Entre religion et sorcellerie

On assiste actuellement en Afrique à une recrudescence de la foi chrétienne, dans une sorte de cohabitation entre le christianisme et la croyance au sorcier.

La Bible semble y remplacer les fétiches de protection. On assiste à un passage du fétiche à la prière.

Penser qu’aller prier suffira à résoudre ses problèmes c’est s’enfermer dans le monde du désir. Un monde qui s’oppose à celui de la réalité. Si la religion est importante dans l’économie libidinale des individus, sa potentialité futurisante (faire croire à un futur heureux) ne suffit pas pour résoudre ses problèmes.

Penser inconsciemment trouver un « certificat d’existence » en payant des Évangéliques ne suffit pas non plus.

Les dangers de ce genre de croyance, c’est d’imputer à une victime innocente les causes de ses propres problèmes, ce qui induit comme conséquence de mettre des individus en situation d’échec plutôt que de réussite.

Des individus qui vont s’imposer à eux-mêmes des restrictions, des limitations et des inhibitions importantes au quotidien, dans tout ce qu’ils entreprennent, au lieu d’aller de l’avant.

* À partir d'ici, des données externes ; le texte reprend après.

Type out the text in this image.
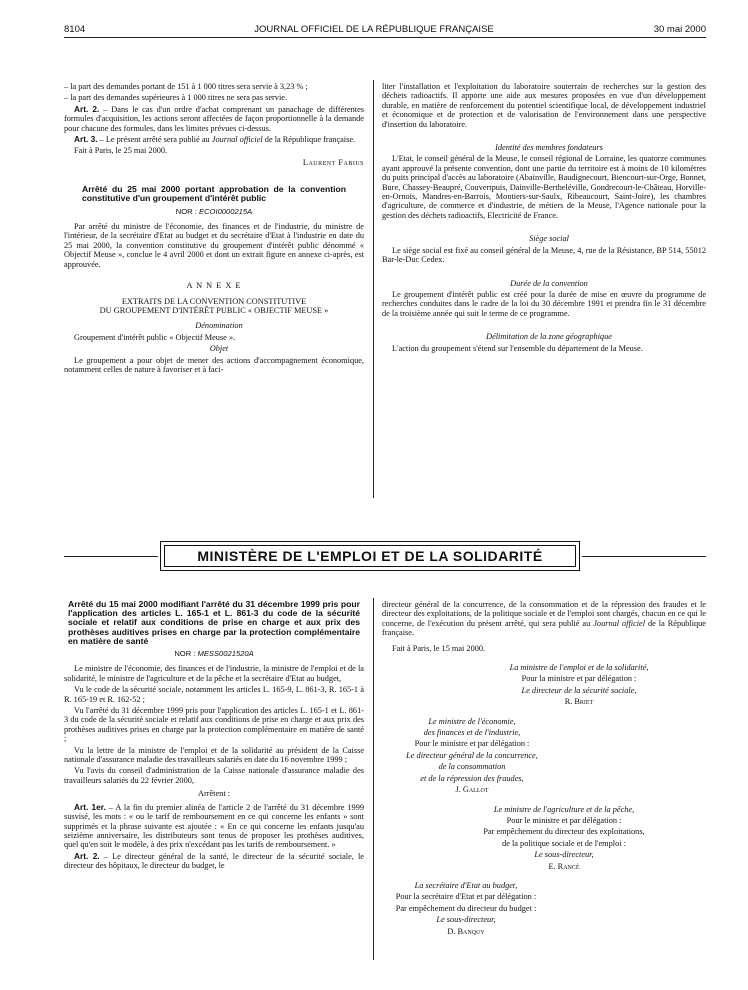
8104	JOURNAL OFFICIEL DE LA RÉPUBLIQUE FRANÇAISE	30 mai 2000

– la part des demandes portant de 151 à 1 000 titres sera servie à 3,23 % ;

– la part des demandes supérieures à 1 000 titres ne sera pas servie.

Art. 2. – Dans le cas d'un ordre d'achat comprenant un panachage de différentes formules d'acquisition, les actions seront affectées de façon proportionnelle à la demande pour chacune des formules, dans les limites prévues ci-dessus.

Art. 3. – Le présent arrêté sera publié au Journal officiel de la République française.

Fait à Paris, le 25 mai 2000.

Laurent Fabius

Arrêté du 25 mai 2000 portant approbation de la convention constitutive d'un groupement d'intérêt public
NOR : ECOI0000215A

Par arrêté du ministre de l'économie, des finances et de l'industrie, du ministre de l'intérieur, de la secrétaire d'Etat au budget et du secrétaire d'Etat à l'industrie en date du 25 mai 2000, la convention constitutive du groupement d'intérêt public dénommé « Objectif Meuse », conclue le 4 avril 2000 et dont un extrait figure en annexe ci-après, est approuvée.

A N N E X E

EXTRAITS DE LA CONVENTION CONSTITUTIVE

DU GROUPEMENT D'INTÉRÊT PUBLIC « OBJECTIF MEUSE »

Dénomination

Groupement d'intérêt public « Objectif Meuse ».

Objet

Le groupement a pour objet de mener des actions d'accompagnement économique, notamment celles de nature à favoriser et à faci-

liter l'installation et l'exploitation du laboratoire souterrain de recherches sur la gestion des déchets radioactifs. Il apporte une aide aux mesures proposées en vue d'un développement durable, en matière de renforcement du potentiel scientifique local, de développement industriel et économique et de protection et de valorisation de l'environnement dans une perspective d'insertion du laboratoire.

Identité des membres fondateurs

L'Etat, le conseil général de la Meuse, le conseil régional de Lorraine, les quatorze communes ayant approuvé la présente convention, dont une partie du territoire est à moins de 10 kilomètres du puits principal d'accès au laboratoire (Abainville, Baudignecourt, Biencourt-sur-Orge, Bonnet, Bure, Chassey-Beaupré, Couvertpuis, Dainville-Bertheléville, Gondrecourt-le-Château, Horville-en-Ornois, Mandres-en-Barrois, Montiers-sur-Saulx, Ribeaucourt, Saint-Joire), les chambres d'agriculture, de commerce et d'industrie, de métiers de la Meuse, l'Agence nationale pour la gestion des déchets radioactifs, Electricité de France.

Siège social

Le siège social est fixé au conseil général de la Meuse, 4, rue de la Résistance, BP 514, 55012 Bar-le-Duc Cedex.

Durée de la convention

Le groupement d'intérêt public est créé pour la durée de mise en œuvre du programme de recherches conduites dans le cadre de la loi du 30 décembre 1991 et prendra fin le 31 décembre de la troisième année qui suit le terme de ce programme.

Délimitation de la zone géographique

L'action du groupement s'étend sur l'ensemble du département de la Meuse.

MINISTÈRE DE L'EMPLOI ET DE LA SOLIDARITÉ
Arrêté du 15 mai 2000 modifiant l'arrêté du 31 décembre 1999 pris pour l'application des articles L. 165-1 et L. 861-3 du code de la sécurité sociale et relatif aux conditions de prise en charge et aux prix des prothèses auditives prises en charge par la protection complémentaire en matière de santé
NOR : MESS0021520A

Le ministre de l'économie, des finances et de l'industrie, la ministre de l'emploi et de la solidarité, le ministre de l'agriculture et de la pêche et la secrétaire d'Etat au budget,

Vu le code de la sécurité sociale, notamment les articles L. 165-9, L. 861-3, R. 165-1 à R. 165-19 et R. 162-52 ;

Vu l'arrêté du 31 décembre 1999 pris pour l'application des articles L. 165-1 et L. 861-3 du code de la sécurité sociale et relatif aux conditions de prise en charge et aux prix des prothèses auditives prises en charge par la protection complémentaire en matière de santé ;

Vu la lettre de la ministre de l'emploi et de la solidarité au président de la Caisse nationale d'assurance maladie des travailleurs salariés en date du 16 novembre 1999 ;

Vu l'avis du conseil d'administration de la Caisse nationale d'assurance maladie des travailleurs salariés du 22 février 2000,

Arrêtent :

Art. 1er. – A la fin du premier alinéa de l'article 2 de l'arrêté du 31 décembre 1999 susvisé, les mots : « ou le tarif de remboursement en ce qui concerne les enfants » sont supprimés et la phrase suivante est ajoutée : « En ce qui concerne les enfants jusqu'au seizième anniversaire, les distributeurs sont tenus de proposer les prothèses auditives, quel qu'en soit le modèle, à des prix n'excédant pas les tarifs de remboursement. »

Art. 2. – Le directeur général de la santé, le directeur de la sécurité sociale, le directeur des hôpitaux, le directeur du budget, le

directeur général de la concurrence, de la consommation et de la répression des fraudes et le directeur des exploitations, de la politique sociale et de l'emploi sont chargés, chacun en ce qui le concerne, de l'exécution du présent arrêté, qui sera publié au Journal officiel de la République française.

Fait à Paris, le 15 mai 2000.

La ministre de l'emploi et de la solidarité,

Pour la ministre et par délégation :

Le directeur de la sécurité sociale,

R. Briet

Le ministre de l'économie,

des finances et de l'industrie,

Pour le ministre et par délégation :

Le directeur général de la concurrence,

de la consommation

et de la répression des fraudes,

J. Gallot

Le ministre de l'agriculture et de la pêche,

Pour le ministre et par délégation :

Par empêchement du directeur des exploitations,

de la politique sociale et de l'emploi :

Le sous-directeur,

E. Rancé

La secrétaire d'Etat au budget,

Pour la secrétaire d'Etat et par délégation :

Par empêchement du directeur du budget :

Le sous-directeur,

D. Banquy
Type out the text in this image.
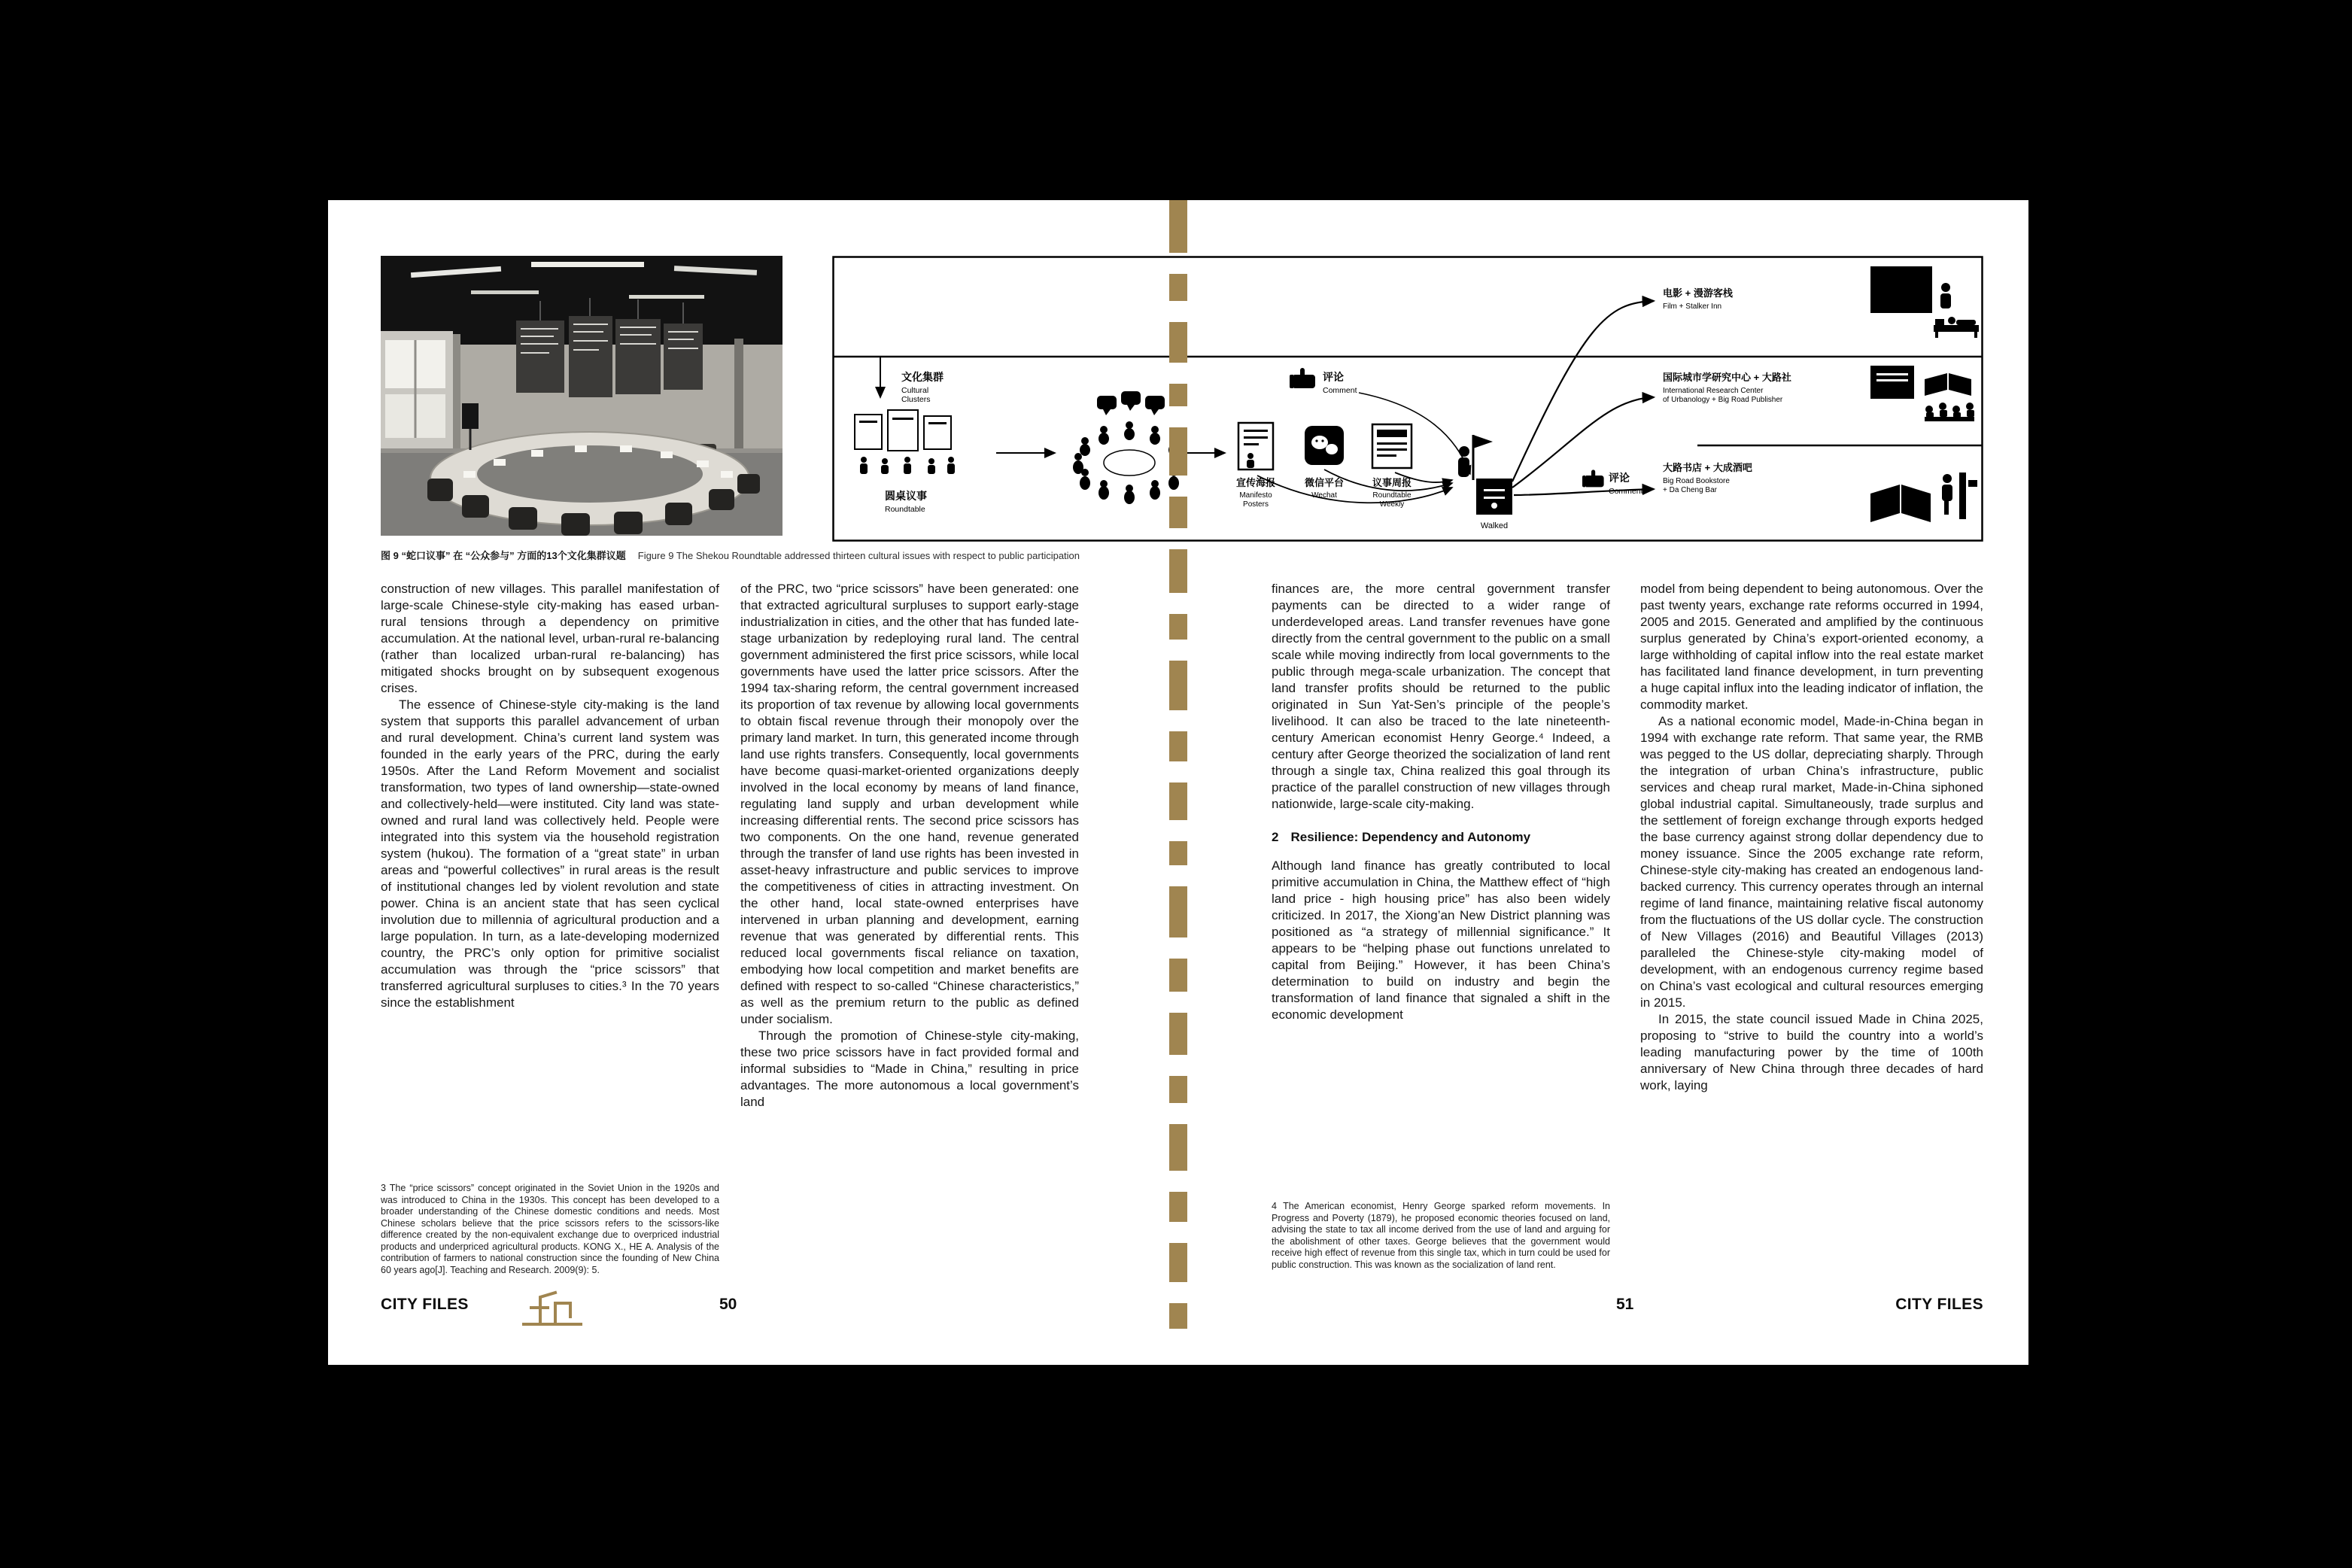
文化集群
Cultural
Clusters
圆桌议事
Roundtable
宣传海报
Manifesto
Posters
微信平台
Wechat
议事周报
Roundtable
Weekly
评论
Comment
Walked
评论
Comment
电影 + 漫游客栈
Film + Stalker Inn
国际城市学研究中心 + 大路社
International Research Center
of Urbanology + Big Road Publisher
大路书店 + 大成酒吧
Big Road Bookstore
+ Da Cheng Bar
图 9 “蛇口议事” 在 “公众参与” 方面的13个文化集群议题 Figure 9 The Shekou Roundtable addressed thirteen cultural issues with respect to public participation

construction of new villages. This parallel manifestation of large-scale Chinese-style city-making has eased urban-rural tensions through a dependency on primitive accumulation. At the national level, urban-rural re-balancing (rather than localized urban-rural re-balancing) has mitigated shocks brought on by subsequent exogenous crises.

The essence of Chinese-style city-making is the land system that supports this parallel advancement of urban and rural development. China’s current land system was founded in the early years of the PRC, during the early 1950s. After the Land Reform Movement and socialist transformation, two types of land ownership—state-owned and collectively-held—were instituted. City land was state-owned and rural land was collectively held. People were integrated into this system via the household registration system (hukou). The formation of a “great state” in urban areas and “powerful collectives” in rural areas is the result of institutional changes led by violent revolution and state power. China is an ancient state that has seen cyclical involution due to millennia of agricultural production and a large population. In turn, as a late-developing modernized country, the PRC’s only option for primitive socialist accumulation was through the “price scissors” that transferred agricultural surpluses to cities.³ In the 70 years since the establishment

3 The “price scissors” concept originated in the Soviet Union in the 1920s and was introduced to China in the 1930s. This concept has been developed to a broader understanding of the Chinese domestic conditions and needs. Most Chinese scholars believe that the price scissors refers to the scissors-like difference created by the non-equivalent exchange due to overpriced industrial products and underpriced agricultural products. KONG X., HE A. Analysis of the contribution of farmers to national construction since the founding of New China 60 years ago[J]. Teaching and Research. 2009(9): 5.

of the PRC, two “price scissors” have been generated: one that extracted agricultural surpluses to support early-stage industrialization in cities, and the other that has funded late-stage urbanization by redeploying rural land. The central government administered the first price scissors, while local governments have used the latter price scissors. After the 1994 tax-sharing reform, the central government increased its proportion of tax revenue by allowing local governments to obtain fiscal revenue through their monopoly over the primary land market. In turn, this generated income through land use rights transfers. Consequently, local governments have become quasi-market-oriented organizations deeply involved in the local economy by means of land finance, regulating land supply and urban development while increasing differential rents. The second price scissors has two components. On the one hand, revenue generated through the transfer of land use rights has been invested in asset-heavy infrastructure and public services to improve the competitiveness of cities in attracting investment. On the other hand, local state-owned enterprises have intervened in urban planning and development, earning revenue that was generated by differential rents. This reduced local governments fiscal reliance on taxation, embodying how local competition and market benefits are defined with respect to so-called “Chinese characteristics,” as well as the premium return to the public as defined under socialism.

Through the promotion of Chinese-style city-making, these two price scissors have in fact provided formal and informal subsidies to “Made in China,” resulting in price advantages. The more autonomous a local government’s land

finances are, the more central government transfer payments can be directed to a wider range of underdeveloped areas. Land transfer revenues have gone directly from the central government to the public on a small scale while moving indirectly from local governments to the public through mega-scale urbanization. The concept that land transfer profits should be returned to the public originated in Sun Yat-Sen’s principle of the people’s livelihood. It can also be traced to the late nineteenth-century American economist Henry George.⁴ Indeed, a century after George theorized the socialization of land rent through a single tax, China realized this goal through its practice of the parallel construction of new villages through nationwide, large-scale city-making.

2 Resilience: Dependency and Autonomy

Although land finance has greatly contributed to local primitive accumulation in China, the Matthew effect of “high land price - high housing price” has also been widely criticized. In 2017, the Xiong’an New District planning was positioned as “a strategy of millennial significance.” It appears to be “helping phase out functions unrelated to capital from Beijing.” However, it has been China’s determination to build on industry and begin the transformation of land finance that signaled a shift in the economic development

4 The American economist, Henry George sparked reform movements. In Progress and Poverty (1879), he proposed economic theories focused on land, advising the state to tax all income derived from the use of land and arguing for the abolishment of other taxes. George believes that the government would receive high effect of revenue from this single tax, which in turn could be used for public construction. This was known as the socialization of land rent.

model from being dependent to being autonomous. Over the past twenty years, exchange rate reforms occurred in 1994, 2005 and 2015. Generated and amplified by the continuous surplus generated by China’s export-oriented economy, a large withholding of capital inflow into the real estate market has facilitated land finance development, in turn preventing a huge capital influx into the leading indicator of inflation, the commodity market.

As a national economic model, Made-in-China began in 1994 with exchange rate reform. That same year, the RMB was pegged to the US dollar, depreciating sharply. Through the integration of urban China’s infrastructure, public services and cheap rural market, Made-in-China siphoned global industrial capital. Simultaneously, trade surplus and the settlement of foreign exchange through exports hedged the base currency against strong dollar dependency due to money issuance. Since the 2005 exchange rate reform, Chinese-style city-making has created an endogenous land-backed currency. This currency operates through an internal regime of land finance, maintaining relative fiscal autonomy from the fluctuations of the US dollar cycle. The construction of New Villages (2016) and Beautiful Villages (2013) paralleled the Chinese-style city-making model of development, with an endogenous currency regime based on China’s vast ecological and cultural resources emerging in 2015.

In 2015, the state council issued Made in China 2025, proposing to “strive to build the country into a world’s leading manufacturing power by the time of 100th anniversary of New China through three decades of hard work, laying

CITY FILES	50	51	CITY FILES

Le danger le plus grave et c’est une urgence absolue : ce sont les infanticides des enfants sorciers au Benin ; la chasse aux sorciers à Jambur en Gambie ; les femmes « sorcières » recluses de Gambaga au Ghana…

Le Fonds des Nations Unies pour l’Enfance (UNICEF) explique dans un article du 02 janvier 2019 que « Plus de treize mille enfants à Kinshasa, en République Démocratique du Congo (RDC) seraient considérés comme des sorciers ou « ndoki ».

L’approche clinique ou comment mieux appréhender la formation de ces pratiques

Il est évident que le respect et le rapport à la loi ne sont pas les mêmes chez ces futurs adultes que chez les enfants qui ont grandi normalement. Vu le nombre élevé de ces enfants chassés et abandonnés par leurs familles, la prise en compte de ce problème reste une priorité.

Il nous faut donc sortir du relativisme culturel, cette haine douce de la réalité et faire le lien entre le singulier de la culture et l’universalité du fonctionnement psychique.

L’Afrique n’est pas qu’en mouvement, elle est aussi en chantier en ce qui concerne le changement des mentalités concernant ce symptôme culturel de la sorcellerie.

La visée de cette contribution est, à chaque fois, d’effectuer ce parcours, de la culture à la subjectivité de manière à entendre la fonction du symptôme culturel dans l’organisation subjective.

L’appréhension clinique de ces formations vise à tenter de lever la répétition de ce symptôme en permettant à la personne de choisir des postures plus propres à sa subjectivité, plus singulières, et, partant, plus actives dans sa propre existence.